C’est un avocat spécialisé dans la défense des victimes de violences médicales, notamment lors de consultations gynécologiques. Il maîtrise le droit médical, pénal et civil, ainsi que la jurisprudence récente.
Combien coûte une consultation avec un avocat violence gynécologique ?
Chez AvocatViolence.fr, le premier rendez-vous est gratuit et sans engagement. Ensuite, nous proposons des honoraires adaptés à votre situation, y compris l’aide juridictionnelle si vous y avez droit.
Puis-je porter plainte plusieurs années après les faits ?
Oui, sous réserve des délais de prescription. Pour les violences volontaires, vous avez 6 ans à compter des faits. Pour les agressions sexuelles, 20 ans. Pour les viols sur mineur, la prescription court à partir de la majorité.
Que faire si mon médecin refuse de me donner mon dossier médical ?
Votre avocat peut saisir le juge des référés pour obtenir la communication forcée du dossier. Le secret médical ne peut pas être opposé à une procédure judiciaire.
Est-ce que les paroles humiliantes sont punies par la loi ?
Oui, depuis l’arrêt de la Cour de cassation de juin 2026, les paroles dégradantes pendant un examen gynécologique peuvent être qualifiées de violences volontaires. Vous pouvez obtenir réparation.
Puis-je être indemnisée même si je n’ai pas de séquelles physiques ?

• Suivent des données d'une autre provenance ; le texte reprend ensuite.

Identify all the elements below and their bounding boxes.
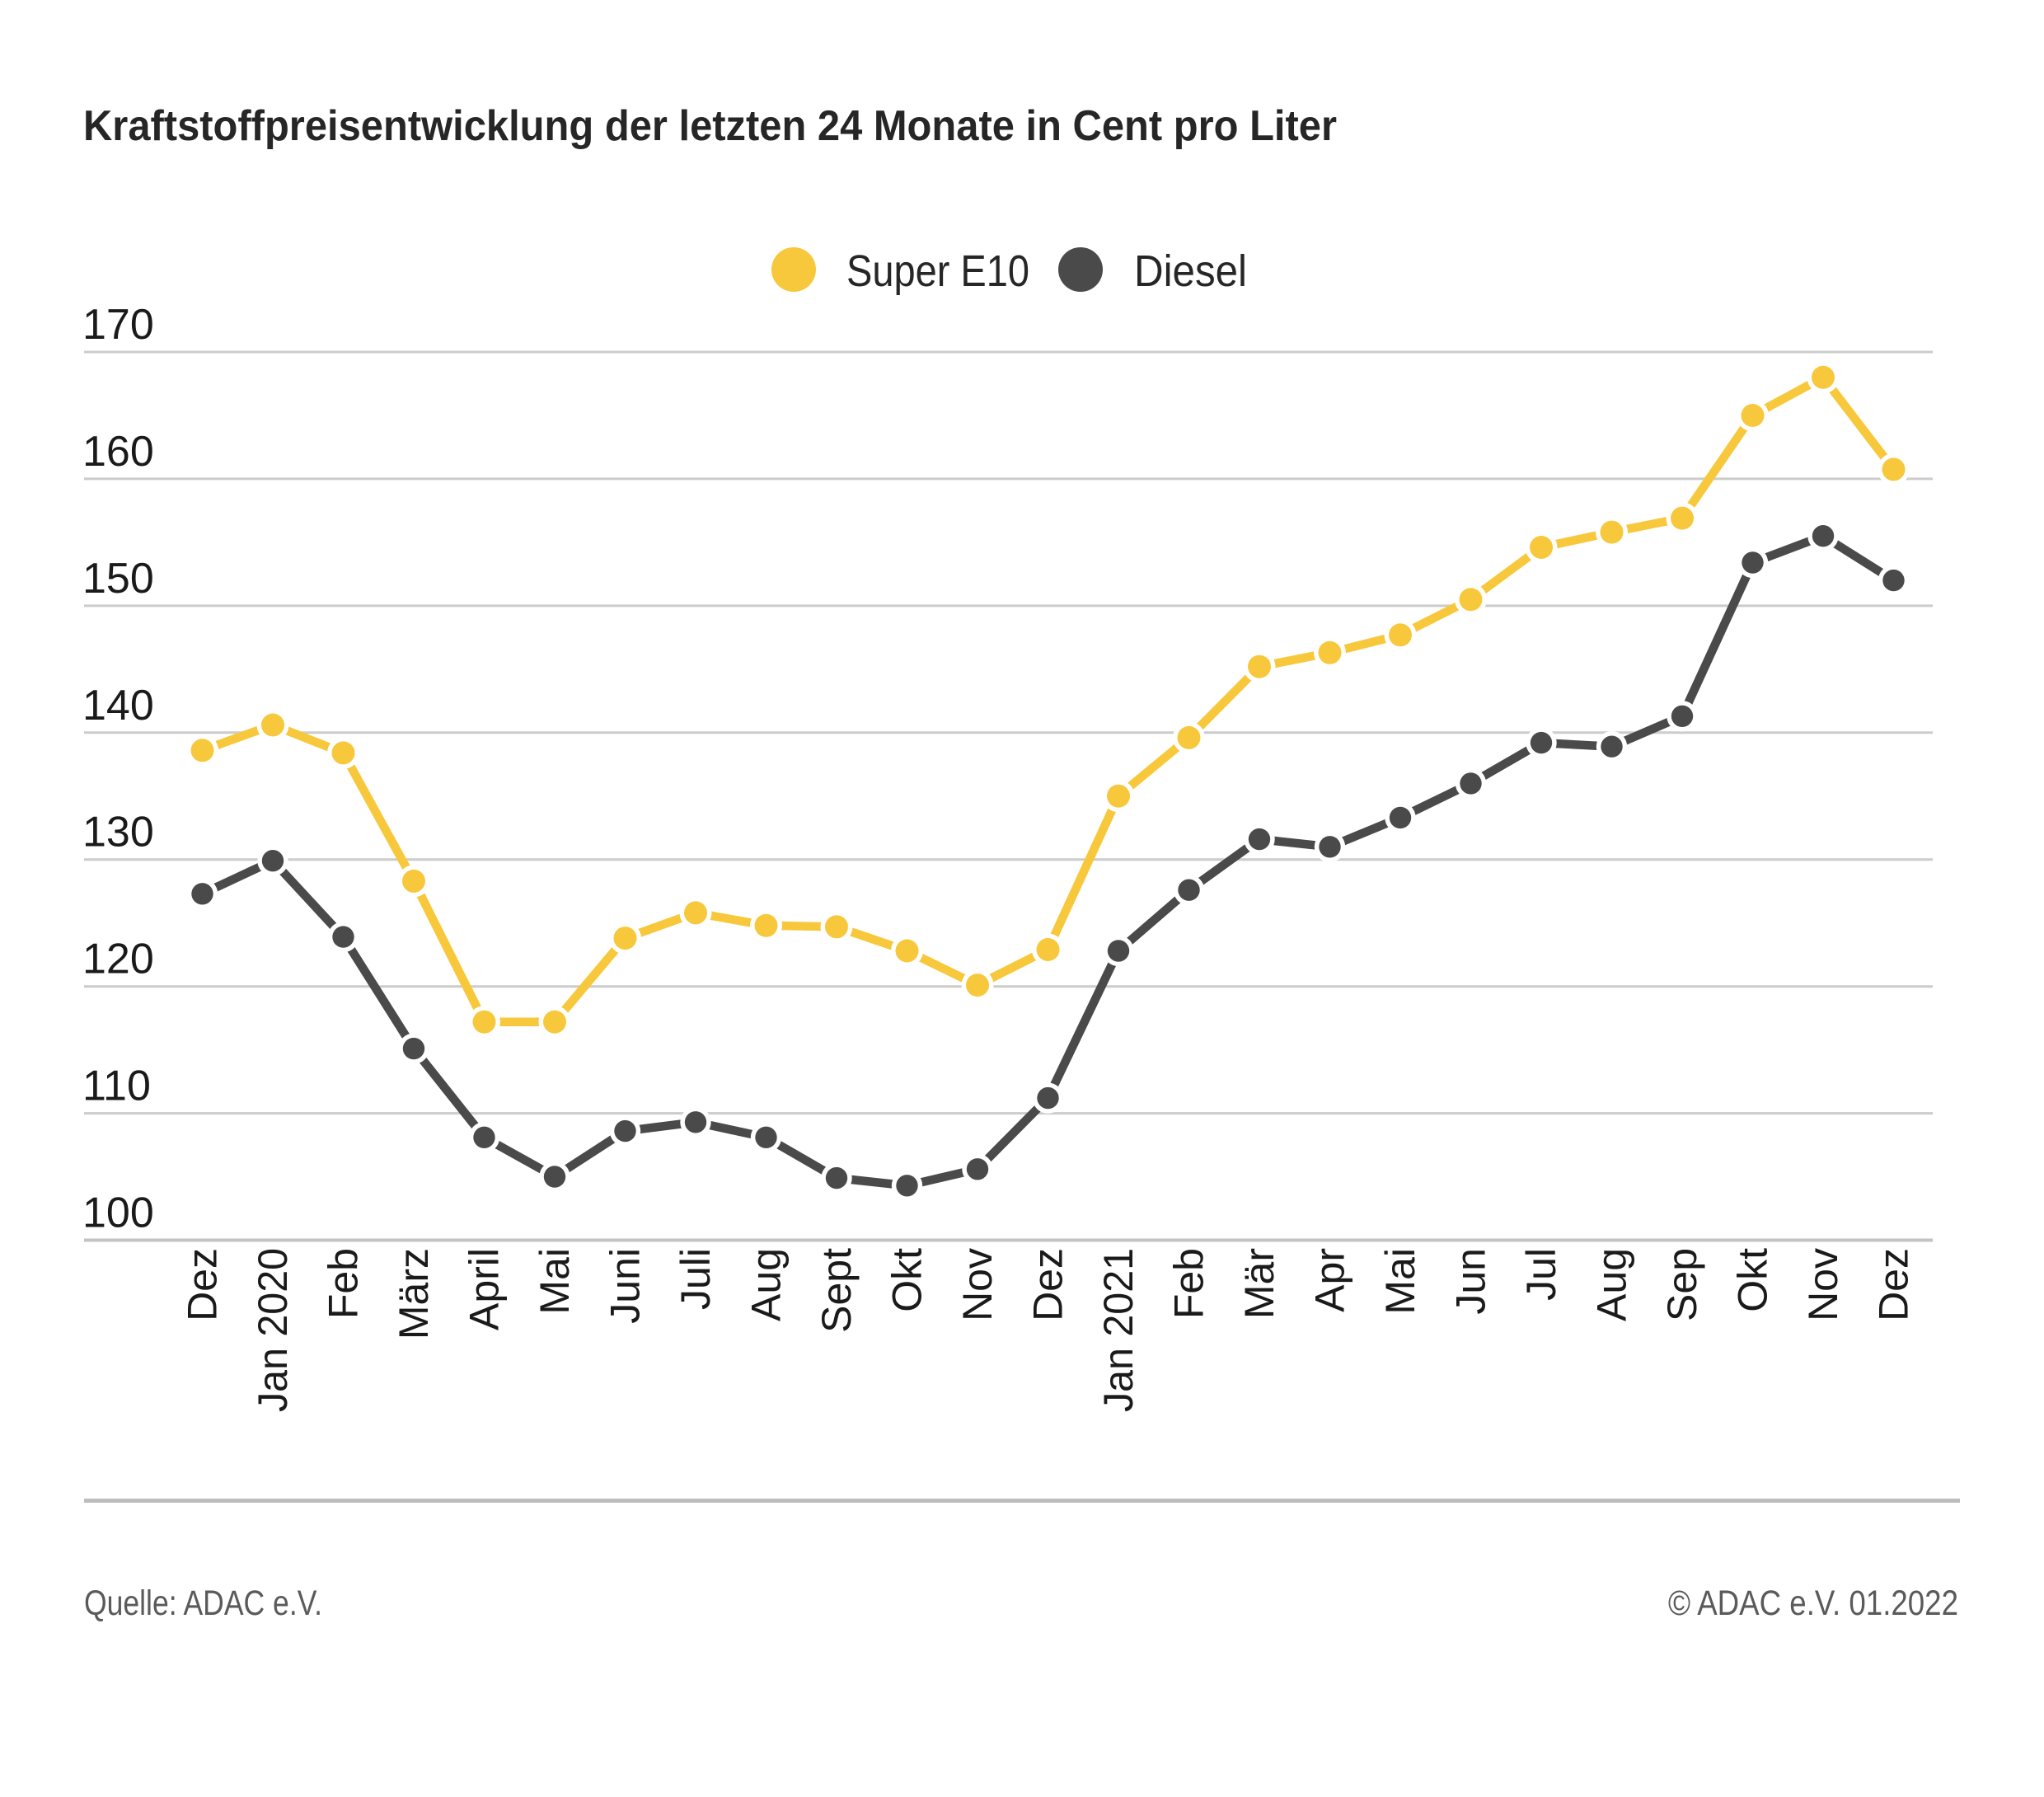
svg-text:Jan 2021: Jan 2021 [1095,1248,1142,1412]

Absolument. Le préjudice moral et psychologique est reconnu et peut être indemnisé de 5 000 € à 30 000 € selon la gravité des faits et leur impact sur votre vie.
Mon avocat peut-il m’accompagner chez le psychologue ?
Non, mais il peut vous recommander des professionnels formés aux violences gynécologiques et vous aider à obtenir le remboursement des séances dans le cadre de l’indemnisation.
Que faire si j’ai peur de témoigner face au médecin ?
Vous pouvez demander à être entendue hors la présence du médecin, ou par visioconférence. Votre avocat violence gynécologique préparera votre audition pour vous protéger.